Informations générales

La chaîne de Kungey-Ala-Too est située dans la partie septentrionale du Tian Shan et se trouve à l'écart des grands centres et des camps d'alpinisme de la RSS kirghize. De ce fait, la plupart des sommets de la chaîne n'ont pas encore été conquis, et ceux qui l'ont été sont rarement visités.

L'exploration de la chaîne par les alpinistes a commencé en 1937, principalement dans la partie élevée du massif de Tchoktal. Cette année-là, la deuxième вершина occidentale du massif a été conquise par l'arête orientale. En 1950, les participants de l'expédition de Tchekmarev ont réalisé l'ascension de la deuxième вершина orientale par l'arête occidentale et de la deuxième вершина occidentale par l'arête sud-occidentale.

Dans les années suivantes, la région de Tchoktal a été visitée plus fréquemment.

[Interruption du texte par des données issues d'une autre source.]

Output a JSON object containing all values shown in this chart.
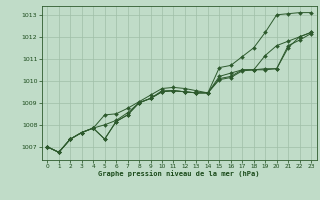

Ainsi, le groupe d'Alexachin a effectué la traversée du massif d'est en ouest, de catégorie 5B. Cet itinéraire a été présenté par le groupe pour le championnat d'URSS dans la catégorie des traversées et a obtenu la 6e place. Ensuite, en 1960 et 1961, les alpinistes kirghizes ont visité la région de Tchoktal. En raison de l'absence d'une description détaillée et d'autres circonstances, les ascensions de 1960 et 1961 ont été effectuées avec des déviations par rapport à l'itinéraire et des violations du « Règlement ».

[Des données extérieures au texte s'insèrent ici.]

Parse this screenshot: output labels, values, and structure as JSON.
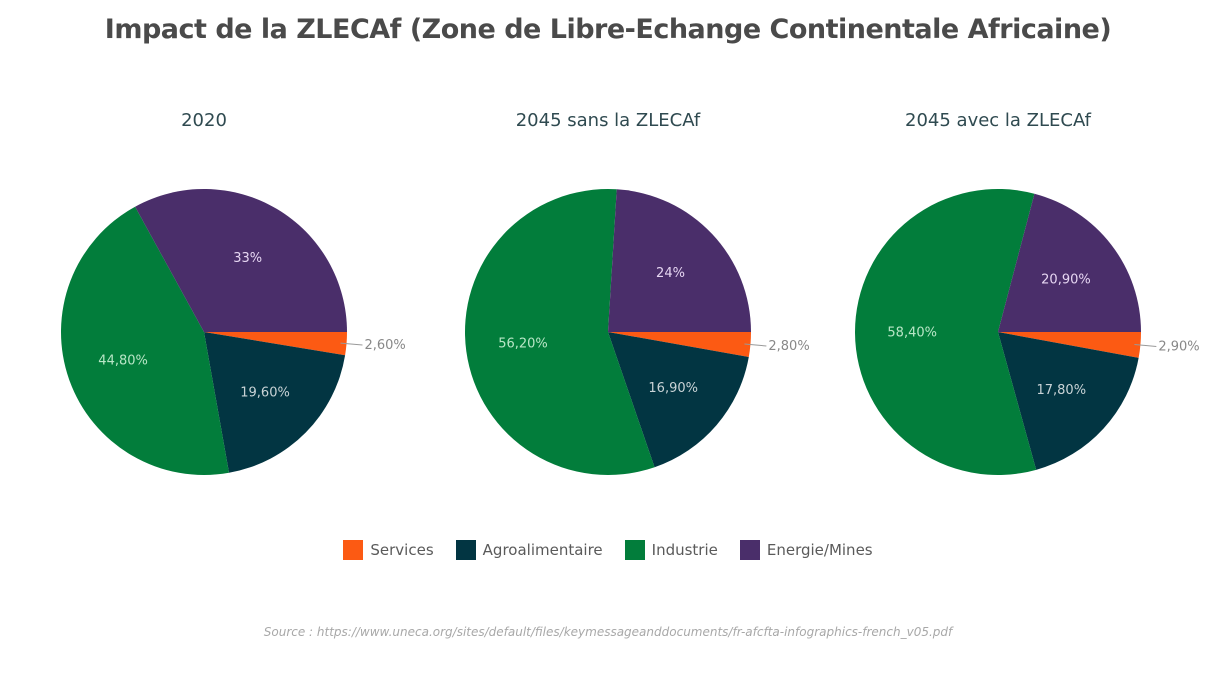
{
  "chart_data": [
    {
      "type": "pie",
      "title": "2020",
      "categories": [
        "Services",
        "Agroalimentaire",
        "Industrie",
        "Energie/Mines"
      ],
      "values": [
        2.6,
        19.6,
        44.8,
        33
      ],
      "labels": [
        "2,60%",
        "19,60%",
        "44,80%",
        "33%"
      ]
    },
    {
      "type": "pie",
      "title": "2045 sans la ZLECAf",
      "categories": [
        "Services",
        "Agroalimentaire",
        "Industrie",
        "Energie/Mines"
      ],
      "values": [
        2.8,
        16.9,
        56.2,
        24
      ],
      "labels": [
        "2,80%",
        "16,90%",
        "56,20%",
        "24%"
      ]
    },
    {
      "type": "pie",
      "title": "2045 avec la ZLECAf",
      "categories": [
        "Services",
        "Agroalimentaire",
        "Industrie",
        "Energie/Mines"
      ],
      "values": [
        2.9,
        17.8,
        58.4,
        20.9
      ],
      "labels": [
        "2,90%",
        "17,80%",
        "58,40%",
        "20,90%"
      ]
    }
  ],
  "title": "Impact de la ZLECAf (Zone de Libre-Echange Continentale Africaine)",
  "legend": {
    "position": "bottom",
    "items": [
      {
        "label": "Services",
        "color": "#fc5a13"
      },
      {
        "label": "Agroalimentaire",
        "color": "#023542"
      },
      {
        "label": "Industrie",
        "color": "#027d3b"
      },
      {
        "label": "Energie/Mines",
        "color": "#4a2e6a"
      }
    ]
  },
  "source": "Source :  https://www.uneca.org/sites/default/files/keymessageanddocuments/fr-afcfta-infographics-french_v05.pdf"
}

Le massif de Tchoktal est composé de 4 sommets situés dans la direction latitudinale et s'étend sur une distance considérable de 7 à 8 km. Les pentes septentrionales des sommets descendent vers les glaciers du bassin de la rivière Djindysu, qui se jette dans la rivière Tchon-Kemin, un puissant cours d'eau montagneux qui sépare les pentes des chaînes de Trans-Ili Alataou et de Kungey-Ala-Too. Les pentes méridionales sont moins abruptes et descendent vers le lac Issyk-Koul. À l'ouest et à l'est, le massif est bordé de sommets moins intéressants pour l'alpinisme.

Les sommets du massif sont désignés par un seul nom, car ils sont situés à proximité les uns des autres et se distinguent des autres sommets de la chaîne par leur hauteur (environ 4800 m). Le massif peut être divisé en deux parties : la partie orientale et la partie occidentale, en raison d'un abaissement relativement large (environ 2 km) et bas dans l'arête. D'où les noms des sommets du massif : Ire et IIe вершины orientales et Ire et IIe вершины occidentales de Tchoktal.

Le sommet le plus élevé est la Ire вершине orientale, dont la hauteur est de 4771 m selon les dernières données. Les sommets du massif présentent un certain intérêt pour les alpinistes. Ainsi, l'ascension de la Ire вершине orientale par la paroi septentrionale est sans aucun doute une tâche complexe.

La traversée des sommets du massif dans les deux directions est également l'une des tâches les plus complexes. Dès le premier coup d'œil sur le massif, la complexité de la traversée à venir est évidente. On remarque involontairement les profondes dépressions entre les sommets et l'arête complexe qui mène à la Ire вершине orientale depuis l'est. L'itinéraire de la traversée est combiné, on peut y rencontrer :

  • des pentes neigeuses abruptes,
  • des pentes de glace,
  • des pentes rocheuses.

La partie la plus complexe de l'itinéraire est l'ascension et la traversée des вершин orientales depuis l'est. La traversée du reste du massif est également parsemée de sections complexes, mais moins étendues.

Compte tenu de la longueur et du nombre important de sections complexes, la traversée du massif doit être considérée comme l'un des itinéraires les plus complexes du Tian Shan septentrional.

En raison de la proximité du lac Issyk-Koul, le temps dans la région est instable. Le groupe a réussi à parcourir l'itinéraire par un temps relativement favorable. Les approches du massif sont longues et faciles.

Description de l'itinéraire

Depuis la ville de Frounze, en voiture, par la route de Pouchkino jusqu'à la gorge de Boem, puis par le pont de Semenov, le long de la gorge de Tchon-Kemin jusqu'au village de Novorossiika. Depuis le village, il faut parcourir environ 60 km en amont de la gorge jusqu'à la fin de la route. La fin de la route se trouve dans la zone forestière, où il y a de nombreux endroits pratiques pour établir le camp de base.

Ensuite, il faut marcher environ 1 km en amont, sur la droite, le long de la rivière Tchon-Kemin. Il faut gravir les pentes en gradins, sur la droite, jusqu'à la gorge de la rivière Djindysu. Avant les moraines terminales, il faut traverser la rivière Djindysu et se diriger vers la Ire вершине orientale déjà visible.

La montée par la moraine est relativement facile. Ensuite, il faut se déplacer le long du glacier, en file indienne.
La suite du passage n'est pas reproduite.